Dans la catégorie des comédies romantiques indépendantes qui misent sur le charme de leurs personnages plus que sur la force de leur scénario, "Dorfman in Love" de Brad Leong se veut un conte doux-amer sur l’émancipation et la quête d’amour. Mais derrière ses airs de feel-good movie, le film s’enlise dans une prévisibilité désarmante et une mise en scène qui peine à captiver. Une déception que même ses bonnes intentions ne parviennent pas à sauver.

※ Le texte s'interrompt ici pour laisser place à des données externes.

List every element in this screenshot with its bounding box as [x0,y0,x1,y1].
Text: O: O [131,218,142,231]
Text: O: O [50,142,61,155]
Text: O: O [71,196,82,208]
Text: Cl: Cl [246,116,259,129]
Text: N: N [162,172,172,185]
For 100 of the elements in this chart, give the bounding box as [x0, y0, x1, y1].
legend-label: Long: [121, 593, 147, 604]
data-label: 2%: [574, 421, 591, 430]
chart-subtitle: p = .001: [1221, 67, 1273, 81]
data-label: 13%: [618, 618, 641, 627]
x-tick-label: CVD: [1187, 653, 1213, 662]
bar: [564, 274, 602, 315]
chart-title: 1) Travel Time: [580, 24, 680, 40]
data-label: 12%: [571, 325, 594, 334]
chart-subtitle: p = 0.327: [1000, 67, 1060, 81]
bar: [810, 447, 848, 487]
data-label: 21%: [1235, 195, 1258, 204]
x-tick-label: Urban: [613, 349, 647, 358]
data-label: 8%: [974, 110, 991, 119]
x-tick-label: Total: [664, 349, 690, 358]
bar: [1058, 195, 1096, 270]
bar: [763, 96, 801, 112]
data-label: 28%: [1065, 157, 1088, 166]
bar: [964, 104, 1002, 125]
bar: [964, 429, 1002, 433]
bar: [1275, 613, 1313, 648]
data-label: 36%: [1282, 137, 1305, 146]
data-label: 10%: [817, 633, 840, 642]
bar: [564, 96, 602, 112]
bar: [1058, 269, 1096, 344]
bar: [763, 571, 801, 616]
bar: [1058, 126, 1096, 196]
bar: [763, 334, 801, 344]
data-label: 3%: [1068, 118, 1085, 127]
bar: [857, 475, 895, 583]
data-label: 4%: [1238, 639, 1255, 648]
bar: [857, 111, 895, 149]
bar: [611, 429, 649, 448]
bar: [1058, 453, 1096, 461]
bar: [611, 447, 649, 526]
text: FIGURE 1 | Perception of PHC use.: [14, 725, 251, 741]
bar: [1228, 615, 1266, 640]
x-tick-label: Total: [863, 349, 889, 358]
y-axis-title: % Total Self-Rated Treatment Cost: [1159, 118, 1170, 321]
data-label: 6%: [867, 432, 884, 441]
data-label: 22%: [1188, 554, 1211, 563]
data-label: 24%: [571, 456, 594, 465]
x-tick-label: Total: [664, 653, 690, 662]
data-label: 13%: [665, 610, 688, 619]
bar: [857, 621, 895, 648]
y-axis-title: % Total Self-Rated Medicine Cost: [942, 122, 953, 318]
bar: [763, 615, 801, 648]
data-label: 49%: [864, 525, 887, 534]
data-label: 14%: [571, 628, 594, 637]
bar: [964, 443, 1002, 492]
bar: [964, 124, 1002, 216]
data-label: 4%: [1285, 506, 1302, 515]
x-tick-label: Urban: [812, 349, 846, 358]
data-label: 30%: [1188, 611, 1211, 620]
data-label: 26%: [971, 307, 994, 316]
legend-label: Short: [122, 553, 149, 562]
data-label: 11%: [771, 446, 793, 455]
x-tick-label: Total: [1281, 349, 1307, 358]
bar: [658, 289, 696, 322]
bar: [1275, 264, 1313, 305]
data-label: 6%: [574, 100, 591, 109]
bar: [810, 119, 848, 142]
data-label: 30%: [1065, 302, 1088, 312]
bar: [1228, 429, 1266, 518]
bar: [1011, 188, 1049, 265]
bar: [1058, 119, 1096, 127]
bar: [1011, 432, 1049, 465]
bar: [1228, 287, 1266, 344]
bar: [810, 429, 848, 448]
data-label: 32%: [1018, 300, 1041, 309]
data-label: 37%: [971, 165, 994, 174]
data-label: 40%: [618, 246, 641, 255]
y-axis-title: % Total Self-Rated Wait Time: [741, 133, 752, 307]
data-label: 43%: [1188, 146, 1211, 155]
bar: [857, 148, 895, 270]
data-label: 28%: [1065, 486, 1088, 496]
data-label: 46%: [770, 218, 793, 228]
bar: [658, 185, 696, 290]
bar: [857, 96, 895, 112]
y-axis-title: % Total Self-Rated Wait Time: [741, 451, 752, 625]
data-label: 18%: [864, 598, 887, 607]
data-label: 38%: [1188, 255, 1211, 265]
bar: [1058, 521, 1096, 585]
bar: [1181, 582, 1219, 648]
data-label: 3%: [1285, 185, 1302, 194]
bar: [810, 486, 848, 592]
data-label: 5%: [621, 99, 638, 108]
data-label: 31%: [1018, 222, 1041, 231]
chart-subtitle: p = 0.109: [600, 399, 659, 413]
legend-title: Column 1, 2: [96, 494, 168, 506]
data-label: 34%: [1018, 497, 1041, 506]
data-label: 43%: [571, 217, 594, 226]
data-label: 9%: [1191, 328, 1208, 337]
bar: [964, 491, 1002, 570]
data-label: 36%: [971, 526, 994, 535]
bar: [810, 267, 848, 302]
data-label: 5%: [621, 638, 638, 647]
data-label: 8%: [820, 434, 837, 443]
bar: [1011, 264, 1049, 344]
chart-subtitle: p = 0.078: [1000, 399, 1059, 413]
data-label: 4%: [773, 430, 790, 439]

Porté par Sara Rue dans le rôle de Deb Dorfman, une assistante effacée qui décide de prendre sa vie en main, le film déroule un scénario sans surprise. Une héroïne timide, un environnement familial pesant, un loft à rénover dans le centre de Los Angeles, et une attirance naissante pour un homme qui ne la remarque pas... Tout y est, ou presque, sauf l’émotion. L’arc narratif est mécanique, les dialogues peinent à sortir du banal, et les rebondissements semblent calqués sur un manuel de comédie romantique daté.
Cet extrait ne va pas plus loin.